Der Gang war nicht sehr breit, deshalb hatten die uns verfolgenden Mönche auch keine große Bewegungsfreiheit. Zwölf Gegner waren es bisher. Und mehr als zwei konnten innerhalb des Gangs nicht nebeneinander stehen.
Ich ließ sie kommen.
»Willst du nicht weg?« fragte Suko.
»Gleich, aber wenn ich welche erwischen kann, tue ich es lieber jetzt gleich.« Dabei zog ich die Dämonenpeitsche hervor, schlug einmal einen Kreis, und die drei Riemen klatschten zu Boden. Jetzt war ich kampfbereit.
Ich nahm den von mir aus gesehen rechten Mönch aufs Korn.
Ich lief ihm sogar entgegen, und als er zustechen wollte, da pfiffen die drei magischen Riemen durch die Luft und fanden treffsicher ihr Ziel.
Frontal klatschten sie dem Mönch in das goldene Gesicht, wo sich der Überzug sofort löste und das Metal langsam schmolz. Der Mönch selbst brach in die Knie. Er behinderte dabei die nachfolgenden Kumpane, die nicht so rasch an ihm vorbeidrängen konnten.
Die Chance nutzte ich und schlug ein zweites Mal zu. Wieder traf ich voll.
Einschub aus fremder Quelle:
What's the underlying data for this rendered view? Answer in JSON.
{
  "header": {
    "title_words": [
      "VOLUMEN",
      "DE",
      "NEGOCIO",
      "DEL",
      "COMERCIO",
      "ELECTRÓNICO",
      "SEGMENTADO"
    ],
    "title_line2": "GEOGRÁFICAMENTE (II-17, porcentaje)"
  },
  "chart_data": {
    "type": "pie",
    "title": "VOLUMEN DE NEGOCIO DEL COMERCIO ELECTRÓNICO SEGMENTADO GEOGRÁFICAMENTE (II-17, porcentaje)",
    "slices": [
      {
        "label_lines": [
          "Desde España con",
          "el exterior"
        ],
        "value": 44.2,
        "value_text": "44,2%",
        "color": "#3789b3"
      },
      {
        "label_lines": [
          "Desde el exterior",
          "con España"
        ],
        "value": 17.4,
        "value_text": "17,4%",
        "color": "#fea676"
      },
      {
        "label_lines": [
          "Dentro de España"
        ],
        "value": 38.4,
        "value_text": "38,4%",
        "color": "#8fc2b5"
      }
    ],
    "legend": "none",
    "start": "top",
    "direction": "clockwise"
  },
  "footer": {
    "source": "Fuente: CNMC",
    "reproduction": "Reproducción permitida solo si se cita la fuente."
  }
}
Der Mönch, der den Arm gehoben hatte, um seinen Dolch zu schleudern, kam nicht mehr dazu. Er kippte nach vorn und verlor das teuflische Messer.
Noch zehn Gegner.
Da hörte ich den Schrei.
Obwohl er spitz und grell war, war mir doch sofort klar, wer ihn ausgestoßen hatte.
Tai Pe!
Ich drehte mich auf der Stelle um und rannte geduckt den Gang hinab, denn weiter vorn war der Schrei aufgeklungen.
Fast hätte ich die Treppe übersehen. So stoppte ich hastig und schaute nach unten.
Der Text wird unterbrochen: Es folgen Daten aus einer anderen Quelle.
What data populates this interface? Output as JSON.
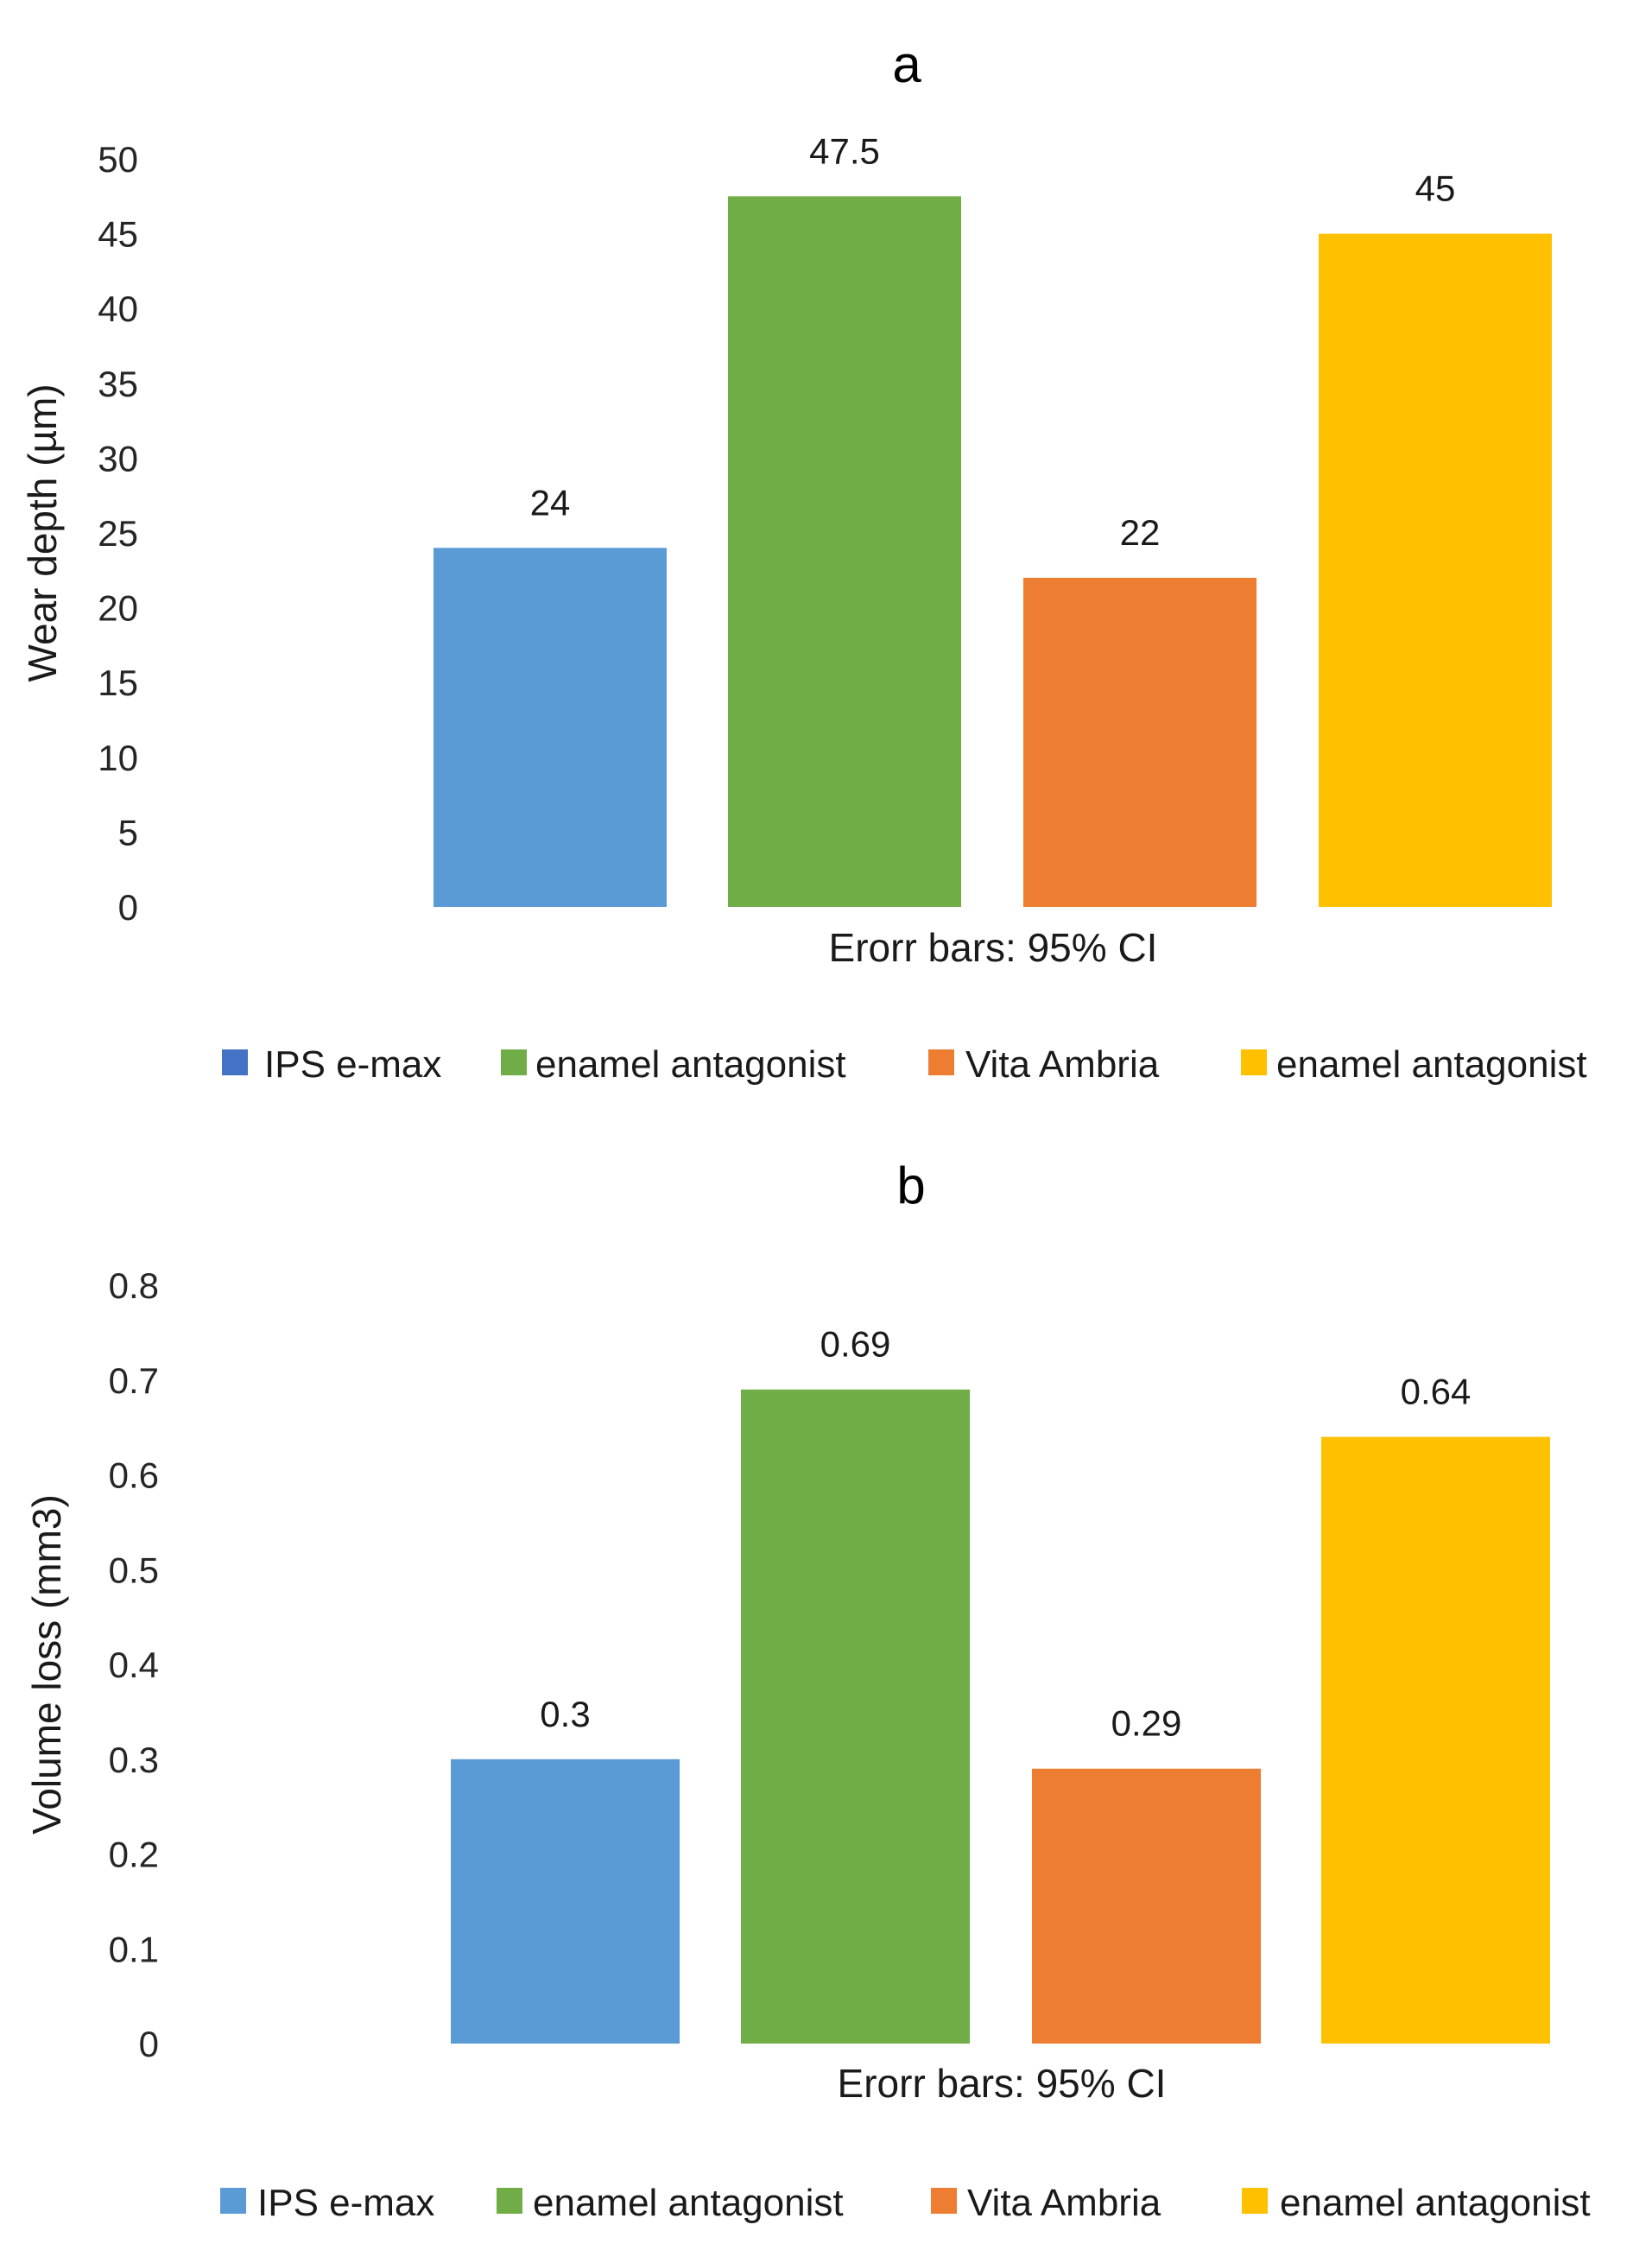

Mein Blick fiel in die Tempelhalle, wo der goldene Buddha stand. Es war eine faszinierende Figur, und sie schien aus purem Gold zu bestehen.
Normalerweise sieht man einen Buddha mit vor der Brust gekreuzten Armen. Dieser hier hatte vielleicht mal so gesessen, jetzt aber nicht mehr.
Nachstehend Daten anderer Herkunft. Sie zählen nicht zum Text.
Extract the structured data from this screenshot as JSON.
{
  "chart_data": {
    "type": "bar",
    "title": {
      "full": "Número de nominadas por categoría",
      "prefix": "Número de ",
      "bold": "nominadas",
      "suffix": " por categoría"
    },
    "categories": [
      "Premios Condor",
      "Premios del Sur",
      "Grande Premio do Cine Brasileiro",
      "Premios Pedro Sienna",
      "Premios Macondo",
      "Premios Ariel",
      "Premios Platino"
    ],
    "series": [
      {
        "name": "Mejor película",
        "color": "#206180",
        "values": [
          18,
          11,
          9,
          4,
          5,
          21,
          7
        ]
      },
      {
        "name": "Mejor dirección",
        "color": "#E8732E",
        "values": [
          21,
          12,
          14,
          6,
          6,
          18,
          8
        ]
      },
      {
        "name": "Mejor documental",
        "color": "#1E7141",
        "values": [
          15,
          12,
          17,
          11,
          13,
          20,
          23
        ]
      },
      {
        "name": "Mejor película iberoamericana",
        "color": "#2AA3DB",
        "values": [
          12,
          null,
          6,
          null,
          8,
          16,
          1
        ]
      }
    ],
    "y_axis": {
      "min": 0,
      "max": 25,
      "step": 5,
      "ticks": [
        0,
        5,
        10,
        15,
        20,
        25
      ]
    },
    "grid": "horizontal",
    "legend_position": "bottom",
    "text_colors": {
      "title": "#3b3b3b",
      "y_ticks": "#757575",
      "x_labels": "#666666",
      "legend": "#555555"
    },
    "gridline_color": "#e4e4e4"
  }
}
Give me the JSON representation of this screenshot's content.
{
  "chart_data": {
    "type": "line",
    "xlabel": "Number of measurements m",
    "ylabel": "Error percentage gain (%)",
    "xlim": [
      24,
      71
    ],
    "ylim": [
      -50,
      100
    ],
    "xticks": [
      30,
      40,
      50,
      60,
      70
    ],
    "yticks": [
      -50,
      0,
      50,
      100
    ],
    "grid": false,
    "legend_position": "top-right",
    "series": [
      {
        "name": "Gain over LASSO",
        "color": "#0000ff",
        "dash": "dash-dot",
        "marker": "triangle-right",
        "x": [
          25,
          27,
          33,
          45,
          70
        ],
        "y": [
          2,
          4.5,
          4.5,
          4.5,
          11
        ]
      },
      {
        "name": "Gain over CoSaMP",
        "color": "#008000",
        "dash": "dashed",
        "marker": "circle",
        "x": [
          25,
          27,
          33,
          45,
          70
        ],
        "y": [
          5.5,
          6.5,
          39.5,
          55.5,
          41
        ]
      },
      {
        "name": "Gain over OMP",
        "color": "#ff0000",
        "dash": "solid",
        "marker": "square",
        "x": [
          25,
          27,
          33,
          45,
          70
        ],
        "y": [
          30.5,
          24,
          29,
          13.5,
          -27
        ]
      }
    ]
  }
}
Einen Arm hielt er noch immer angewinkelt und den unteren Teil auch waagerecht vor seiner Brust. In der offenen Handfläche sah ich einen Totenschädel liegen.
Den zweiten Arm, den linken, hatte er erhoben. Die goldene Hand, schon eine Pranke, hielt wie ein Spielzeug einen Menschen umklammert, der sich verzweifelt wehrte und trotzdem nichts tun konnte.
Tai Pe!
Suko sah ich ebenfalls. Er lag vor der Buddha-Statue auf dem Boden und rührte sich nicht. War er tot?
Ich hatte keine Zeit, darüber nachzudenken, denn die Ereignisse ließen es einfach nicht zu. Mir war auch der Geruch aufgefallen, der die große Tempelhalle schwängerte. Er ging von den Räucherschalen aus, die vor dem Buddha im Halbkreis standen und diesen Gestank verströmten.
Ich schluckte, denn die letzten Sekunden hatten mir gezeigt, dass wir uns auf der Verliererstraße befanden. Jetzt stand ich allein gegen die Meute und hatte nur die Dämonenpeitsche als Waffe. Mit der Beretta richtete ich gegen die lebenden Toten nichts aus. Zuerst galt es, Tai Pe aus der Klaue des Mönchs zu befreien. Ich rannte über die Treppe nach unten, behielt den Buddha dabei im Auge und sah auch, dass er keine Augen mehr hatte. Stattdessen entdeckte ich zwei dunkle Höhlen in dem goldenen Gesicht. Trotz seiner Blindheit hatte er sich Tai Pe geschnappt, was mir bewies, wie gefährlich er noch war.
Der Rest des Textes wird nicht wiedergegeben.